Angebote zum Experimentieren und Erforschen

Innovative Digitalkonzepte mit neuen Techniken wie VR, 3D-Druck und Robotik werden auch in Bergheim schon seit längerem erfolgreich umgesetzt und stehen zum ausgiebigen Ausprobieren und Erforschen bereit. Mit den Makerspace-Angeboten tritt der MINT-Bereich besonders in den Fokus: Angebote zum Experimentieren und Programmieren fördern technisches Verständnis und eigenständiges Lernen gerade auch bei Kindern und Jugendlichen. Zur Erweiterung dieses zukunftsweisenden Bereichs arbeitet die Stadtbibliothek mit den unterschiedlichsten Partnern aus Bildung und Forschung zusammen. So sollen die erfolgreiche Kooperation mit der VHS Bergheim und bestehende Kontakte zu Medienpädagogen, Jugendeinrichtungen und Schulen gezielt ausgebaut werden. Auch die Stabstelle Digitalisierung der Kreisstadt Bergheim unterstützt das Bibliotheksteam bei ihrem Robotik-Projekt, parallel läuft im Rathaus ein Versuch mit der Universität Köln zum Einsatz des Roboters „Furhat“ für die digitalen Angebote der Stadt.
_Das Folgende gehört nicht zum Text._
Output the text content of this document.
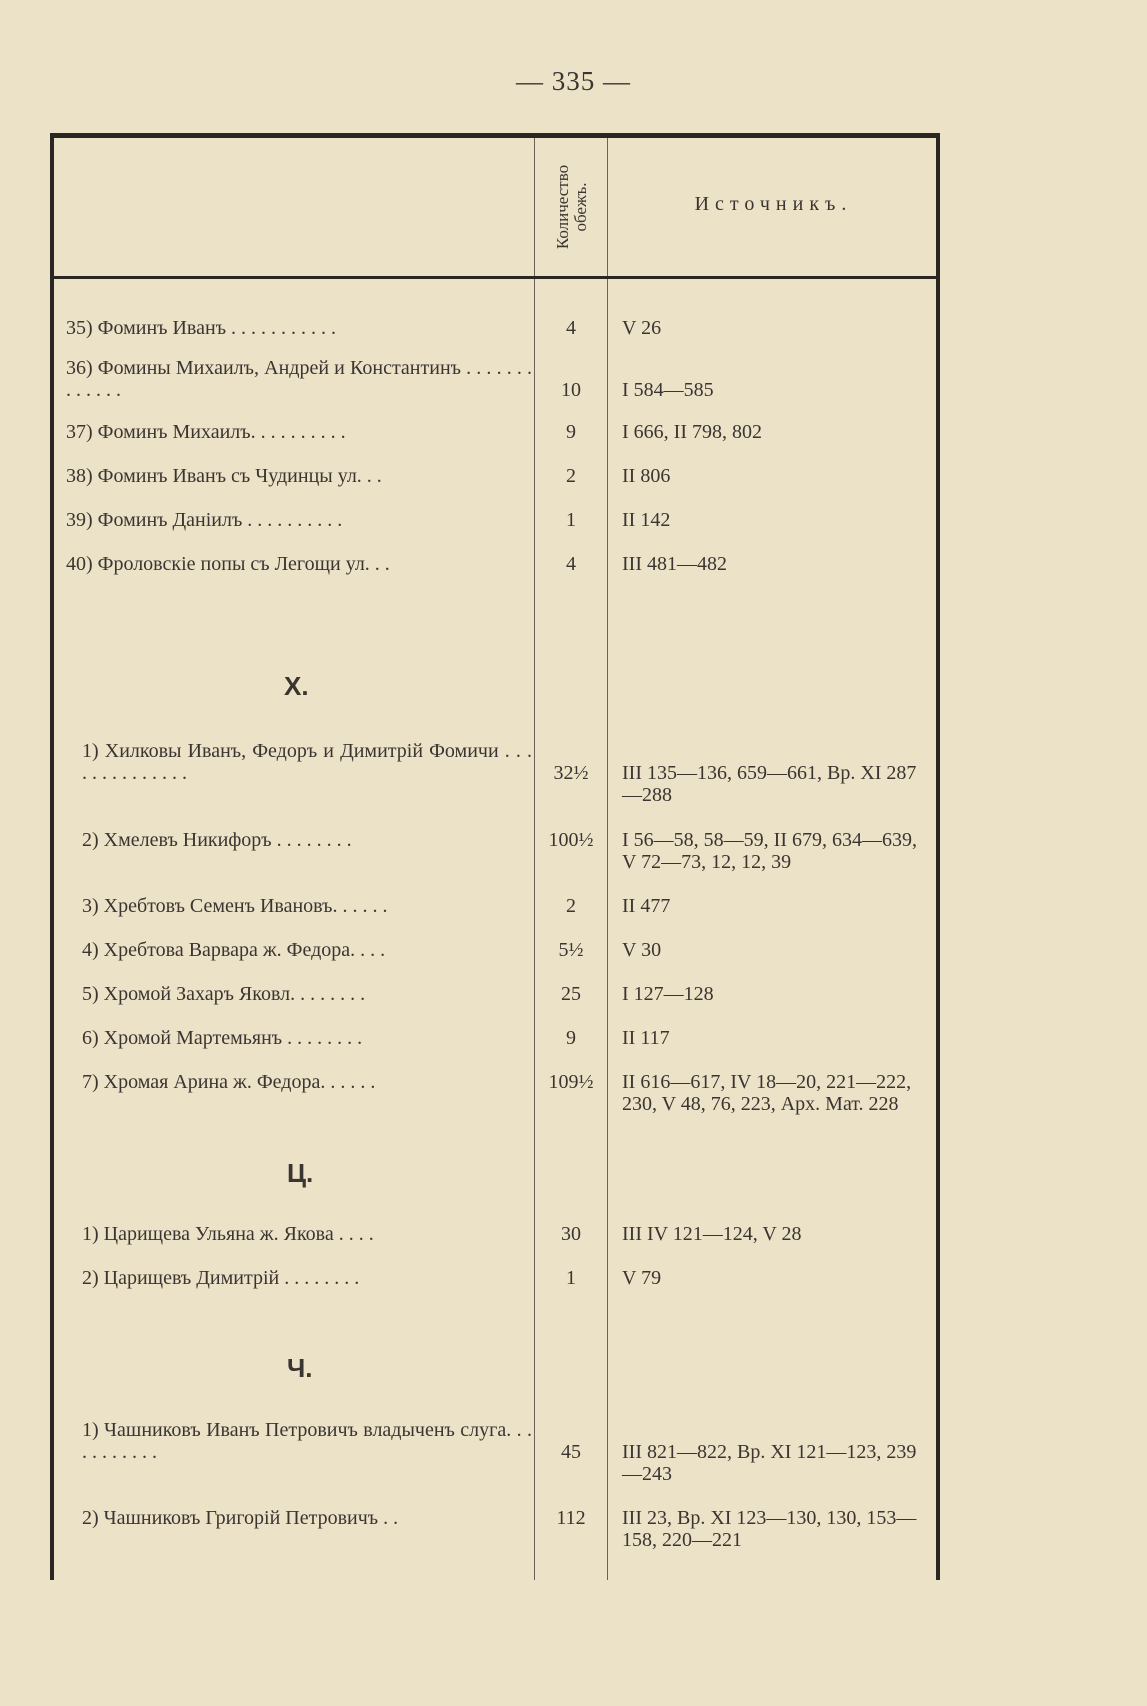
— 335 —
Количество обежъ.	Источникъ.
35) Фоминъ Иванъ . . . . . . . . . . .	4	V 26
36) Фомины Михаилъ, Андрей и Константинъ . . . . . . . . . . . . .	10	I 584—585
37) Фоминъ Михаилъ. . . . . . . . . .	9	I 666, II 798, 802
38) Фоминъ Иванъ съ Чудинцы ул. . .	2	II 806
39) Фоминъ Даніилъ . . . . . . . . . .	1	II 142
40) Фроловскіе попы съ Легощи ул. . .	4	III 481—482
X.
1) Хилковы Иванъ, Федоръ и Димитрій Фомичи . . . . . . . . . . . . . .	32½	III 135—136, 659—661, Вр. XI 287—288
2) Хмелевъ Никифоръ . . . . . . . .	100½	I 56—58, 58—59, II 679, 634—639, V 72—73, 12, 12, 39
3) Хребтовъ Семенъ Ивановъ. . . . . .	2	II 477
4) Хребтова Варвара ж. Федора. . . .	5½	V 30
5) Хромой Захаръ Яковл. . . . . . . .	25	I 127—128
6) Хромой Мартемьянъ . . . . . . . .	9	II 117
7) Хромая Арина ж. Федора. . . . . .	109½	II 616—617, IV 18—20, 221—222, 230, V 48, 76, 223, Арх. Мат. 228
Ц.
1) Царищева Ульяна ж. Якова . . . .	30	III IV 121—124, V 28
2) Царищевъ Димитрій . . . . . . . .	1	V 79
Ч.
1) Чашниковъ Иванъ Петровичъ владыченъ слуга. . . . . . . . . . .	45	III 821—822, Вр. XI 121—123, 239—243
2) Чашниковъ Григорій Петровичъ . .	112	III 23, Вр. XI 123—130, 130, 153—158, 220—221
Verschiedene Sensoren und Kameras ermöglichen „Temi“, der so heißt wie die Bochumer Firma, die ihn entwickelt hat, eine flüssige Navigation durch den ebenen Raum. Über den integrierten Bildschirm können visuelle und akustische Inhalte angezeigt werden. Der Serviceassistent spricht 24 Sprachen und führt Besucher und Schulklassen zuverlässig durch die Einrichtung. Über eine App lässt sich er sich mit Smart-Home-Geräten verbinden und kann ohne große Programmierkenntnisse über eine einfache Konfigurieroberfläche individuell konfiguriert werden. Einmal im Browser eingerichtet, können Avatare über eine Software auf einer Vielzahl von Endgeräten wie Tablets oder Smartphones mit dem Roboter kommunizieren.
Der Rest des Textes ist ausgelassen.